No hidden-layer BP gradients are used as training targets at any point.

## Minimal Test Setup

**Task**: Synthetic teacher-student, alpha=1.0, L=4, d=128 (same as Phase 1 best regime)

**Comparison**:
1. Current scalar credit bridge (V_phi -> grad_h V) — baseline
2. Direct vector credit field with perturbation target (M=4)
3. Direct vector credit field with perturbation target (M=8)

**Metrics**: Same as Phase 1 (Gamma, rho, nudge)

**Expected outcome**:
- Direct vector field should achieve higher rho than scalar V (it's directly trained to predict perturbation sensitivity)
- Gamma may or may not improve (depends on whether the perturbation target implicitly aligns with BP gradient)
- Training cost: ~4x per-step for M=4 due to extra forward passes

**Implementation effort**: ~100 lines of new code.
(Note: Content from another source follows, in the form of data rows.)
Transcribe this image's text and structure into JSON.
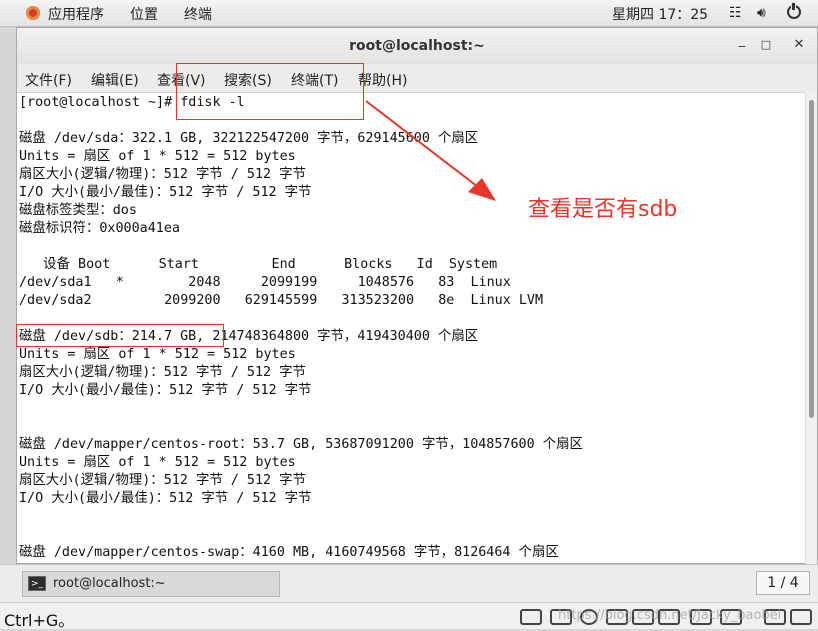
{
  "top_panel": {
    "applications": "应用程序",
    "places": "位置",
    "terminal": "终端",
    "clock": "星期四 17：25"
  },
  "window": {
    "title": "root@localhost:~",
    "controls": {
      "minimize": "_",
      "maximize": "□",
      "close": "✕"
    }
  },
  "menubar": {
    "items": [
      "文件(F)",
      "编辑(E)",
      "查看(V)",
      "搜索(S)",
      "终端(T)",
      "帮助(H)"
    ]
  },
  "terminal": {
    "lines": [
      "[root@localhost ~]# fdisk -l",
      "",
      "磁盘 /dev/sda：322.1 GB, 322122547200 字节，629145600 个扇区",
      "Units = 扇区 of 1 * 512 = 512 bytes",
      "扇区大小(逻辑/物理)：512 字节 / 512 字节",
      "I/O 大小(最小/最佳)：512 字节 / 512 字节",
      "磁盘标签类型：dos",
      "磁盘标识符：0x000a41ea",
      "",
      "   设备 Boot      Start         End      Blocks   Id  System",
      "/dev/sda1   *        2048     2099199     1048576   83  Linux",
      "/dev/sda2         2099200   629145599   313523200   8e  Linux LVM",
      "",
      "磁盘 /dev/sdb：214.7 GB, 214748364800 字节，419430400 个扇区",
      "Units = 扇区 of 1 * 512 = 512 bytes",
      "扇区大小(逻辑/物理)：512 字节 / 512 字节",
      "I/O 大小(最小/最佳)：512 字节 / 512 字节",
      "",
      "",
      "磁盘 /dev/mapper/centos-root：53.7 GB, 53687091200 字节，104857600 个扇区",
      "Units = 扇区 of 1 * 512 = 512 bytes",
      "扇区大小(逻辑/物理)：512 字节 / 512 字节",
      "I/O 大小(最小/最佳)：512 字节 / 512 字节",
      "",
      "",
      "磁盘 /dev/mapper/centos-swap：4160 MB, 4160749568 字节，8126464 个扇区"
    ]
  },
  "annotation": {
    "text": "查看是否有sdb",
    "color": "#e8362a"
  },
  "taskbar": {
    "window_label": "root@localhost:~",
    "page_indicator": "1 / 4"
  },
  "statusbar": {
    "text": "Ctrl+G。",
    "watermark": "https://blog.csdn.net/Jacky_baobei"
  }
}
Reuse existing StudentNet and diagnostics.

## Risk Assessment

**Upside**: Direct vector field avoids the fundamental curvature problem. It's trained on exactly the quantity we care about (local loss sensitivity).

**Downside**: The perturbation target is noisier than the scalar bridge consistency. With M=4 random directions, the variance of the gradient estimate is high in d=512 dimensions.

**Mitigation**: Start with d=128 synthetic. If it works, gradually increase d. The perturbation target quality scales as sqrt(M/d), so d=512 with M=4 gives signal/noise ~ 0.09. May need M=32+ for CIFAR.

## Bottom Line

The scalar V approach has a fundamental curvature-vs-value disconnect. The direct vector field addresses this head-on. The recommended first step is a minimal test on the synthetic alpha=1.0, L=4 regime, comparing perturbation-trained vector field against the current scalar bridge. If it shows improved rho, scale up to CIFAR with higher M.